Hawk tuah. Brat. Demure. So much of meme culture rn is just like, here’s a word. We say it now
— Becca Lewis (@beccalew) August 17, 2024
Il s'agit d'une logique quelque peu mercantile qui a toujours existé, bien sûr, mais qui, dans l'économie des médias sociaux, régie par les interactions, les commentaires et les VEM, fait que même le mème le plus décontracté devient commercial de manière tout à fait gratuite. Dans le cas de « demure », par exemple, l'expression utilisée par Lebron n'était pas le reflet ou la synthèse géniale d'un phénomène qui se produisait dans le monde (pensez à la phrase poignante « Tourist go home » qui est apparue sur les murs de toute l'Europe cet été), mais a émergé avec le même hasard que le Walmart Yodeling Kid en 2018, qui est maintenant un chanteur de country, Brittany Broski aka Kombucha Girl qui est maintenant devenue un TikToker ; ou, en Italie, de Marco Morrone plus connu pour la vidéo 'Saluta Andonio', qui après quelques années d'apparitions télévisées et même une mème-chanson est revenu à mener une vie privée. Mais si, il y a encore quelques années, devenir un personnage viral en ligne conduisait tout au plus à quelques talk-shows, à une apparition dans une discothèque et à peu de choses, aujourd'hui, les deux nouveaux météores de l'internet émergent déjà avec la conscience qu'ils peuvent tirer profit de ces moments totalement aléatoires, et les entreprises sont déjà prêtes et désireuses de leur proposer des partenariats rentables quelques jours seulement après leur apparition.

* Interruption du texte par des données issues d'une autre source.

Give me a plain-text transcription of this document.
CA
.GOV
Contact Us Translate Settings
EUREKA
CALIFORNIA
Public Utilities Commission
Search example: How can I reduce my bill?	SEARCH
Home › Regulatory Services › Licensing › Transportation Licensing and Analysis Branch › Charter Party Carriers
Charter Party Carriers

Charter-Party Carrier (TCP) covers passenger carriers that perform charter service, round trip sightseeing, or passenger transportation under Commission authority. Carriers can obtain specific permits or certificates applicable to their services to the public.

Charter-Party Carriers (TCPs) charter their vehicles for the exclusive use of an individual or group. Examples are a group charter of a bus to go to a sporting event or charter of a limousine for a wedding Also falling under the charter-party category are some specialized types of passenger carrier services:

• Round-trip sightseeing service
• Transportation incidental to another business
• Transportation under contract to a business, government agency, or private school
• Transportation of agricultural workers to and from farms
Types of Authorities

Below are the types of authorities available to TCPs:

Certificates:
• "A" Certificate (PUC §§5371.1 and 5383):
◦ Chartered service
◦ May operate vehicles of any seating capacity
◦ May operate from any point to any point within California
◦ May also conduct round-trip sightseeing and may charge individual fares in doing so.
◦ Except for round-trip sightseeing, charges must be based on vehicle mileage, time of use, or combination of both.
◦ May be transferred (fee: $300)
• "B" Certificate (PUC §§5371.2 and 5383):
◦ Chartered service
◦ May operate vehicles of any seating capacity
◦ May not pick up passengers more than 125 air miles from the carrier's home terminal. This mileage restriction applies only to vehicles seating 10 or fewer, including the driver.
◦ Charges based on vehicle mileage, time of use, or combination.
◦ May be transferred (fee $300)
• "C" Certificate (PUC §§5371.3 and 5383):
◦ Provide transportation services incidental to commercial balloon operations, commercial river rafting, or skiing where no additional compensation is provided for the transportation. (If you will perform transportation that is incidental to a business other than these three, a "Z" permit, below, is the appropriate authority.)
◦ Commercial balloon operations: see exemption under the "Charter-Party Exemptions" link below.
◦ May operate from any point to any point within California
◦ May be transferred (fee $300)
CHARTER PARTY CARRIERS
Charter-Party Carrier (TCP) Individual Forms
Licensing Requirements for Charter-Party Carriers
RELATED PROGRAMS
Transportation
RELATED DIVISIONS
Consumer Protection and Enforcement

Le mécanisme est donc bien huilé – mais l'effet est que, comme dans le cas de « demure », la saturation de la tendance, son apogée arrive en quelques jours, finissant par provoquer une certaine fatigue chez le public, due au fait que l'extrême commercialisation coïncide également avec une perte d'humour et d'authenticité des moments amusants. Ce n'est pas seulement dû aux créateurs, mais aussi aux marketeurs qui intègrent un certain mot-clé dans leurs e-mails, leurs pitchs et enfin dans des campagnes cross-médias en tous genres, souvent de manière forcée et opportuniste jusqu'à l'excès. Mais si par le passé ce marketing tendait à arriver vers la fin de certains buzz, témoignant de leur déclin, aujourd'hui le « jumping the shark» vers le mainstream (et il n'y a rien de moins cool que le mainstream) se produit encore plus tôt, nous donnant aussi l'illusion qu'un certain slogan aléatoire est capable de représenter un signe des temps. Aujourd'hui, on parle déjà, de manière déraisonnable, du trend «demure fall», donnant l'impression que l'obsession pour le terme est la conséquence et non la cause d'une certaine tendance dans la culture ou que l'expression diffère d'un simple buzzword propagée un peu par hasard. Ce qui nous amène à nous demander : chaque blague doit-elle forcément devenir une marque ou une enseigne ? Peut-il y avoir de l'humour sans exploitation capitaliste ? Quiconque qui deviendrait une star en une nuit essaierait de monétiser, mais peut-être que la vénalité personnelle n'est pas le principal critère pour définir la culture.